Le dispositif d’alerte : les recommandations de l’AFA
Benjamin Clady, adjoint au Chef de département (AFA) indique au préalable quelques mesures que les entreprises doivent prendre afin d’établir un dispositif d’alerte interne :
- Le périmètre de déploiement du dispositif d’alerte dans l’ensemble des entités contrôlées par l’entreprise doit être défini ;
- L’articulation des différents dispositifs posant fréquemment problème, l’AFA recommande souvent un dispositif unique dans les entreprises afin d’inciter la mise en place d’un dispositif correct ;
- La formalisation de la procédure est nécessaire grâce aux canaux d’alertes, ainsi que le lien entre le signalement et ses suites ;
- Former et diffuser sont des facteurs déterminants pour une meilleure efficacité du dispositif. Cela implique une formation des personnes en charge du traitement des alertes et une sensibilisation régulière des collaborateurs et parties prenantes quant à l’utilisation du dispositif d’alerte interne ;
- Des contrôles (1° et 2° niveaux) sont également attendus des entreprises afin d’évaluer l’intégration et l’application du dispositif d’alerte.

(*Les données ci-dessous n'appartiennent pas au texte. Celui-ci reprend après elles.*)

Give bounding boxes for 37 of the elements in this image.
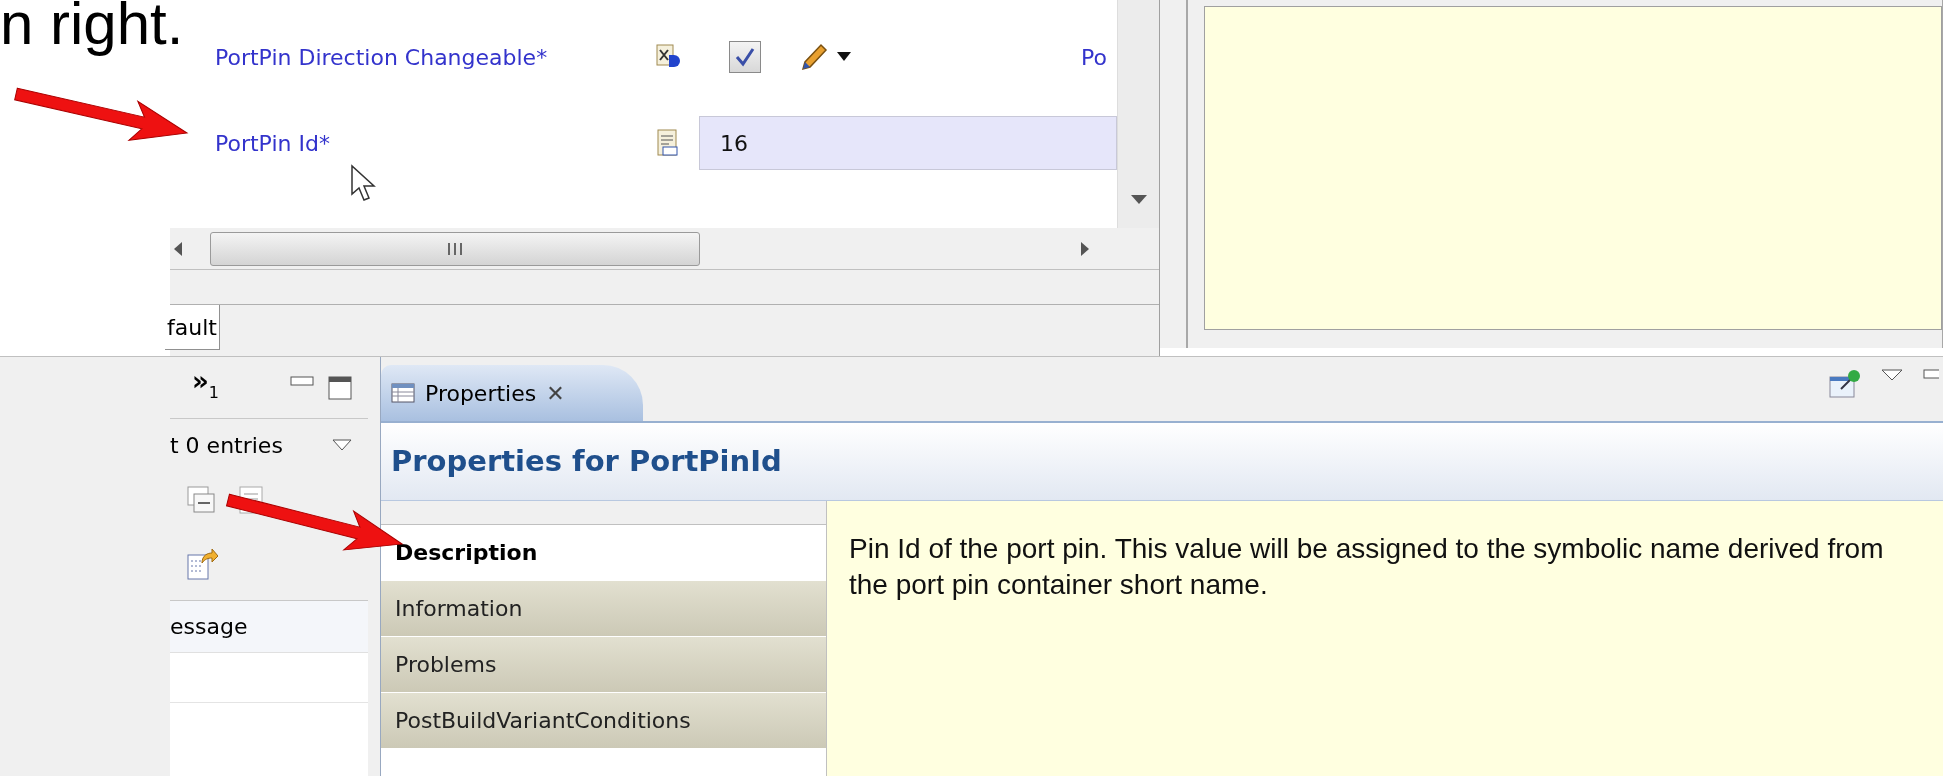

Le dispositif d’alerte : sa triple vertu
Si tous ces efforts sont demandés aux entreprises, Jean-Baptiste Siproudhis, associé chez Finegan, met en lumière les avantages que représente la mise en œuvre du dispositif. Il relève alors une “triple vertu”.
La première vertu consiste à inscrire le dispositif de conformité dans une perspective de dynamique. Il faut l’inscrire dans une boucle de progrès en n’hésitant pas à remettre régulièrement en cause son efficacité. L’objectif est de capitaliser sur l’expérience du terrain et tirer un enseignement des résultats de ce dispositif.
La seconde vertu consiste à introduire des indicateurs de suivi et de performance des dispositifs d’alerte pour changer la manière dont on communique le programme de conformité. Le dialogue avec les instances dirigeantes en sera alors véritablement influencé grâce à cet outil d’évaluation de l’efficacité du dispositif d’alerte.
La troisième vertu revient à constater que le dispositif d’alerte n’est pas seulement une obligation légale. En effet, depuis quelques années, nous sommes dans une logique sociétale. Les dispositifs d’alertes sont maintenant personnalisés. Ciblés. Une nouvelle culture vient véritablement s’inscrire dans les entreprises françaises.
Certes le dispositif d’alerte présente de nombreuses vertus, mais encore faut-il qu’il soit efficacement déployé. Jean-Baptiste Siproudhis, identifie les critères permettant, à terme, de déterminer les éléments nécessaires à l’évaluation de la qualité d’un dispositif d’alerte interne. Un préalable nécessaire est alors de fixer les objectifs sur la base desquels reposera notre évaluation. Des objectifs ciblés peuvent se catégoriser en deux groupes distincts. L’entreprise définit dans un premier temps les objectifs de mise en place du dispositif puis, dans un second temps, les objectifs relevant de la gestion du dispositif. La première catégorie se résume à une “check-list » dont les objectifs seront atteints une fois le dispositif intégré dans l’entreprise. La seconde catégorie demande un effort sur le long terme puisque les objectifs fixés devront faire l’objet d’un suivi régulier afin de maintenir la bonne gestion du dispositif.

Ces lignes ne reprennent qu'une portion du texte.